The Australian Bankers' Association's (ABA) new Code of Banking Practice, announced today, will become operational in August 2003.
The organisation said in a statement this was because banks needed "adequate time to change documentation, computer systems, update procedures and ensure staff are properly trained to ensure compliance with the code".
A spokesperson said the ABA was "unsure" what IT systems or procedures would be affected or what changes the new code will require, adding it was best to speak with individual banks.
Allan Vernal, Suncorp's code of banking practice project manager, said for Suncorp, the new code will have "little impact" on its IT systems.
"Any changes required are more about policy and procedural matters. There may be some minor changes to the IT systems need to support these, but nothing significant.
"For example, while the code requires statements to produced within certain cycles, these cycles have been in place for retail banking customers since the original code was established in 1993. The difference now is that the same requirements apply to business banking customers.
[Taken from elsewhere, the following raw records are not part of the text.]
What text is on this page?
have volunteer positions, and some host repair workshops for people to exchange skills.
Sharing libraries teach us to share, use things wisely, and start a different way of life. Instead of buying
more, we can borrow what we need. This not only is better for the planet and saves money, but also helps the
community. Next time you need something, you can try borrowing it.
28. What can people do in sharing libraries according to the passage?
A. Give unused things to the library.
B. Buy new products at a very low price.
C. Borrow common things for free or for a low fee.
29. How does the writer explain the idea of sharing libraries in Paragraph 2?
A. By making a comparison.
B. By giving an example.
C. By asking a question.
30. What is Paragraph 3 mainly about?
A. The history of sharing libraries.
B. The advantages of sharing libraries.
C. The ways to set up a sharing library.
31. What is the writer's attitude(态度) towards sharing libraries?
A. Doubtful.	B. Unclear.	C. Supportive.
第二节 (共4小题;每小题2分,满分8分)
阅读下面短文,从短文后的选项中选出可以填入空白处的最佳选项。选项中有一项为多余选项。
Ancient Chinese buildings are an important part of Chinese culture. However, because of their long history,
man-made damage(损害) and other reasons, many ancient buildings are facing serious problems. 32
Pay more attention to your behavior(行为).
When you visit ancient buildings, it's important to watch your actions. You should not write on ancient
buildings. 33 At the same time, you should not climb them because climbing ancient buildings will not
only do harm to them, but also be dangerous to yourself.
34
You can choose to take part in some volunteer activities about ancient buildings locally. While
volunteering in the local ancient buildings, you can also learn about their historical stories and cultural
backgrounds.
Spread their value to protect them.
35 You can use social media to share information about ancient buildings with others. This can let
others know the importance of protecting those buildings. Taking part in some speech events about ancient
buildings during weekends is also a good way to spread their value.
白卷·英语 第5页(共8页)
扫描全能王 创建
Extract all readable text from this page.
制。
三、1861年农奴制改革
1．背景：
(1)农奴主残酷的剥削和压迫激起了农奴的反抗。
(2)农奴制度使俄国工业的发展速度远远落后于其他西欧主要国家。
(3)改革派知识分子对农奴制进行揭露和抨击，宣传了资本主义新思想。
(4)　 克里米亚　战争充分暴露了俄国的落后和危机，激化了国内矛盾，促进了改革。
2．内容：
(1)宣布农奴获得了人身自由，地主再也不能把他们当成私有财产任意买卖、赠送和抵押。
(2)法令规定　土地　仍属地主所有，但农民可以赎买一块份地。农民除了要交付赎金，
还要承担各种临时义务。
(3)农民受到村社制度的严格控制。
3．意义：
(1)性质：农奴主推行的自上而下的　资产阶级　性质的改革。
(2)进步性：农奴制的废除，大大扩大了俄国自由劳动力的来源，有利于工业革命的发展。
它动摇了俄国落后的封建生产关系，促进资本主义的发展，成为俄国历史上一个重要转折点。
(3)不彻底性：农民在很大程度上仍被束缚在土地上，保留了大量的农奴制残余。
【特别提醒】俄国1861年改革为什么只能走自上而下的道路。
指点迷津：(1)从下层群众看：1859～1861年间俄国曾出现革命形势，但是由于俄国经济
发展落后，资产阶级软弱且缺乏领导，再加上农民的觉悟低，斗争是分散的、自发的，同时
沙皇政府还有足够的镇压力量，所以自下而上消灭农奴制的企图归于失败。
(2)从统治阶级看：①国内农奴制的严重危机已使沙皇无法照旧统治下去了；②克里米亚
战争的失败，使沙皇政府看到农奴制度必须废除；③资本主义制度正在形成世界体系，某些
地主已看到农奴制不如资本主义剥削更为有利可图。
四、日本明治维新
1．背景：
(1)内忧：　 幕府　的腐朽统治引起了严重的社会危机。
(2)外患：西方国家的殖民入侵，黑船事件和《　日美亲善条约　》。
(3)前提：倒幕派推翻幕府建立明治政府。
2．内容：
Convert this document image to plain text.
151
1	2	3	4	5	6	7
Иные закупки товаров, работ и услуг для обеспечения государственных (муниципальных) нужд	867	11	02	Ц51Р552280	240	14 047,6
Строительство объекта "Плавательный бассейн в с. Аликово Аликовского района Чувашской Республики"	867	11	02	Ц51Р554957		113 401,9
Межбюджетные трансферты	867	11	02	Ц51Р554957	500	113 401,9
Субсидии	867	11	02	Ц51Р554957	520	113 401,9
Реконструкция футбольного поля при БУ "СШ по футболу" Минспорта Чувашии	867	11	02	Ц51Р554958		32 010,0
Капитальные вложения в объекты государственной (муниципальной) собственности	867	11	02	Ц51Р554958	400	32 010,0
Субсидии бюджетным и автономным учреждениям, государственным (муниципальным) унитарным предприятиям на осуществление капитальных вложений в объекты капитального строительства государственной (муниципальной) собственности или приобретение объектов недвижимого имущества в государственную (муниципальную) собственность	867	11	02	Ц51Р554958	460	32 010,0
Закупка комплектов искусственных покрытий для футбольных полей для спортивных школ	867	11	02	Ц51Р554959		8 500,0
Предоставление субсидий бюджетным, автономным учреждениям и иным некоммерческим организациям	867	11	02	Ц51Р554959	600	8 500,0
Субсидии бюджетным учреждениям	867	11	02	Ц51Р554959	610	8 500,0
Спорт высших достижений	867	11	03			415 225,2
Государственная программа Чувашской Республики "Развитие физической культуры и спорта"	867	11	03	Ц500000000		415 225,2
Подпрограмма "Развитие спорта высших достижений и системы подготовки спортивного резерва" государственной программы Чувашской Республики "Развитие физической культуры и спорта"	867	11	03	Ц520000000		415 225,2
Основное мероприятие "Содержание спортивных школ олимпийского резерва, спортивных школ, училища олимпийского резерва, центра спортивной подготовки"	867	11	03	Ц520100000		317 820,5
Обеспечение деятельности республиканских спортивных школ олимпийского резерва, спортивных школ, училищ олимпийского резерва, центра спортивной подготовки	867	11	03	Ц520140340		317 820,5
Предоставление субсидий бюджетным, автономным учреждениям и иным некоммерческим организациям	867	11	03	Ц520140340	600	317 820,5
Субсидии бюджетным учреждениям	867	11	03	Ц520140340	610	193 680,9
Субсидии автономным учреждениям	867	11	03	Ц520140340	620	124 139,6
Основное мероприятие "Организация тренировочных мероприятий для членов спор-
It's simply a matter of bringing business banking customers in line with retail customers."
The original Code of Banking Practice was introduced in 1993 to set standards of good practice to guide banks in their relationships with personal customers.
The new code will raise the bar of self-regulation by placing greater emphasis for banks to provide more information to customers about fees and charges.
Chair of the ABA, David Murray said the new code has "moved with the times" to take into account the "rapid technological changes that have revolutionised the banking sector".
IT executives at Macquarie Bank and Colonial First State were unable to comment on the IT implications of the code at their bank at time of print.